Applications of Headspace Moisture Analysis for Investigating the Water Dynamics within a Sealed Vial Containing Freeze-dried Material

Abstract

We compare frequency modulation spectroscopy (FMS) as a method of headspace water analysis with the method of Karl Fischer coulometric titration (KF), which is widely used in the analysis of residual water in a freeze-dried material. Parameters relating to the type of formulation (amorphous, crystalline) and the freeze-drying cycle (temperature, pressure, time) were investigated in relation to the resulting headspace moisture (HSM) and total water. We describe the effect of stopper treatment and storage conditions on the HSM levels observed using FMS as a non-destructive method, which also allowed individual vials to be reanalyzed at a series of time points as part of a long-term monitoring exercise.
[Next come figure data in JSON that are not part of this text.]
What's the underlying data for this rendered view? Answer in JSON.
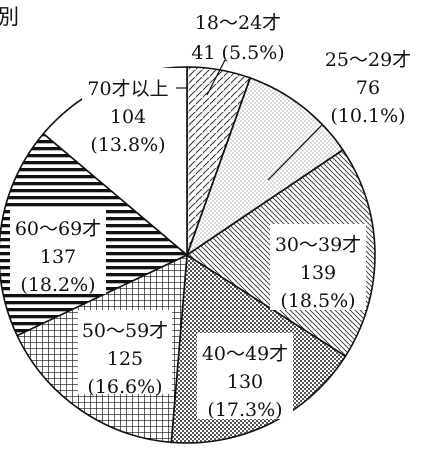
{
  "title_fragment": "別",
  "chart_data": {
    "type": "pie",
    "start_angle_deg": 0,
    "direction": "clockwise",
    "slices": [
      {
        "label": "18〜24才",
        "value": 41,
        "percent": "5.5%",
        "value_text": "41",
        "percent_text": "(5.5%)",
        "line2": "41 (5.5%)",
        "pattern": "diag-right"
      },
      {
        "label": "25〜29才",
        "value": 76,
        "percent": "10.1%",
        "value_text": "76",
        "percent_text": "(10.1%)",
        "pattern": "fine-dots"
      },
      {
        "label": "30〜39才",
        "value": 139,
        "percent": "18.5%",
        "value_text": "139",
        "percent_text": "(18.5%)",
        "pattern": "diag-left"
      },
      {
        "label": "40〜49才",
        "value": 130,
        "percent": "17.3%",
        "value_text": "130",
        "percent_text": "(17.3%)",
        "pattern": "dense-check"
      },
      {
        "label": "50〜59才",
        "value": 125,
        "percent": "16.6%",
        "value_text": "125",
        "percent_text": "(16.6%)",
        "pattern": "grid"
      },
      {
        "label": "60〜69才",
        "value": 137,
        "percent": "18.2%",
        "value_text": "137",
        "percent_text": "(18.2%)",
        "pattern": "horizontal"
      },
      {
        "label": "70才以上",
        "value": 104,
        "percent": "13.8%",
        "value_text": "104",
        "percent_text": "(13.8%)",
        "pattern": "white"
      }
    ],
    "colors": {
      "stroke": "#111111",
      "fill": "#ffffff",
      "pattern_ink": "#333333"
    }
  }
}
The results of this study enabled a better understanding of the effect of stopper type and pre-lyophilization treatment on the HSM levels both immediately after freeze-drying and upon subsequent storage of the sealed vials of lyophilized material at different temperatures. A clear, linear relationship was observed between HSM and KF values for vials containing freeze-dried sucrose, implying a relatively straightforward interaction between water and the lyophilized cake for this material. Moisture mapping of all vials on one shelf of the freeze-dryer enabled further information to be obtained on the relationship of the formulation, vial, process conditions, equipment geometry, and performance on the intra-batch variability in HSM level and dynamics. It is believed that this could therefore represent a potentially useful technique for quality assurance and in the validation of lyophilization cycles, equipment, and scale-up.

LAY ABSTRACT: Lyophilization, also known as “freeze-drying,” is a relatively old technique that has been used in its most basic form for thousands of years (e.g., preservation of fish and meat products). In its more advanced form it is used to preserve many medical products, for example, many vaccines are not stable in solution and therefore need to be dried to allow long-term storage. In order to produce a freeze-dried vaccine a complex understanding of the processes and critical temperatures is required. Once these have been understood the material is dried to give relatively low moisture content (e.g., 2% w/w). This low moisture content is critical for the long-term stability of the product, allowing doctors/chemists to store these goods on site for use when required. This research paper provides further information on a technique called frequency modulation spectroscopy (FMS) that could be used to further our knowledge of the water dynamics within a freeze-dried product, enabling us to increase our understanding of the role various materials and processing conditions play; this in turn could assist in improving quality assurance and ultimately the final product that reaches the consumer.